Успокоившись, Маруся увидела Егора.
— Никак твой? Да никак Егор? Да не похож. Да он такой был, помню, малюсенький, господи. Пролетело время, и нет его, а оне растут, а оне растут, сыновья и дочерья. Перелетное время. У меня на деревне один сын остался, а трое — нет их, по разным местам и работам работают. И не пишут. Вот как. А Алешка-то тракториствует. А твой?
— Директор. Он институт кончил на пятерки. Во Фрунзе. Он у меня директор. Курсы еще ученые закончил. Да все мои по-выросли умственно да поднялись на должностях.
— Да сама как живешь? Не скучаете? О таком заглухье разве наскучишься? И то правда, что уехали. Живете хорошо?
— А чего ж, живем неплохо. Напред куда жили как хужей. А сейчас ловчее. Он директор. У нас дом и все есть. А скучать нам не но чему. Что у нас тут дом или огород какой? Все продано. У меня все сыновья да дочерья не пьющие и письма исправно пишут, да и работки куда как меньше, чем здесь, а дома у нас плита с газом, а газ привозной, и ни дров тебе не надо, ни кизяку — горит, и вся тут. И делать, поди, нечего, как баре какие, живем, в дому прибрал, и сиди, и плюй…
— А у меня работы, Евдокья, а сыновья мои что ж, пьют же… Алексей что наделал? Выпил, а глаза у пьяного известно где, и на тракторе наперся на избу, сбил угол, а теперь ремонтирует, а и стыдно мне перед людьми чужими. Сын же, как ни крути. Хожу к чужим людям и мажу избу.
Маруся что-то вспомнила и бросилась собирать на стол. За обедом выпили водки; Маруся стала рассказывать, что каждую ночь видит во сне мужа, убитого на войне, что, как только ляжет, так и видит его. Евдокия вспомнила своего сына, и они заплакали.
Егор вышел во двор, присел на лавку и закурил. Женщины заплакали громче, заголосили, причитая, обнялись, найдя горе общим, вспомнили прошлое, и им стало еще сильнее жаль себя, и убитых на войне, и прожитую жизнь, и, странно, от их тоскливого плача, от ласковых слов по убитым Егору не было тяжело, и он долго сидел, пока не зашло солнце, и не упала на землю прохлада, и не потянуло теплом от земли.

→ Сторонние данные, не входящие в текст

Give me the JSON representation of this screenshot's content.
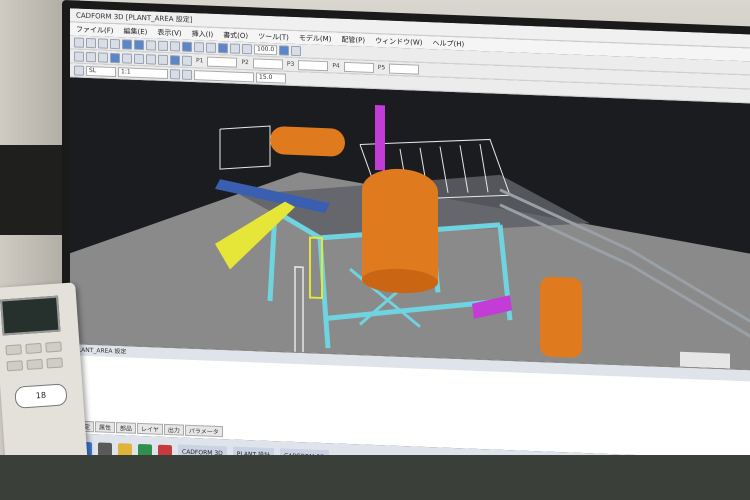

Он улавливал в тепле запахи и не мог понять их, слышал какие-то звуки в воздухе и не мог определить, что это за звуки, хотя и чувствовал, что его мысли и чувства обострились, стали тоньше и в то же время покойнее, будто они задумались, насытившись звуками и запахами, воздухом и небом, всем, что давно было сознанием забыто.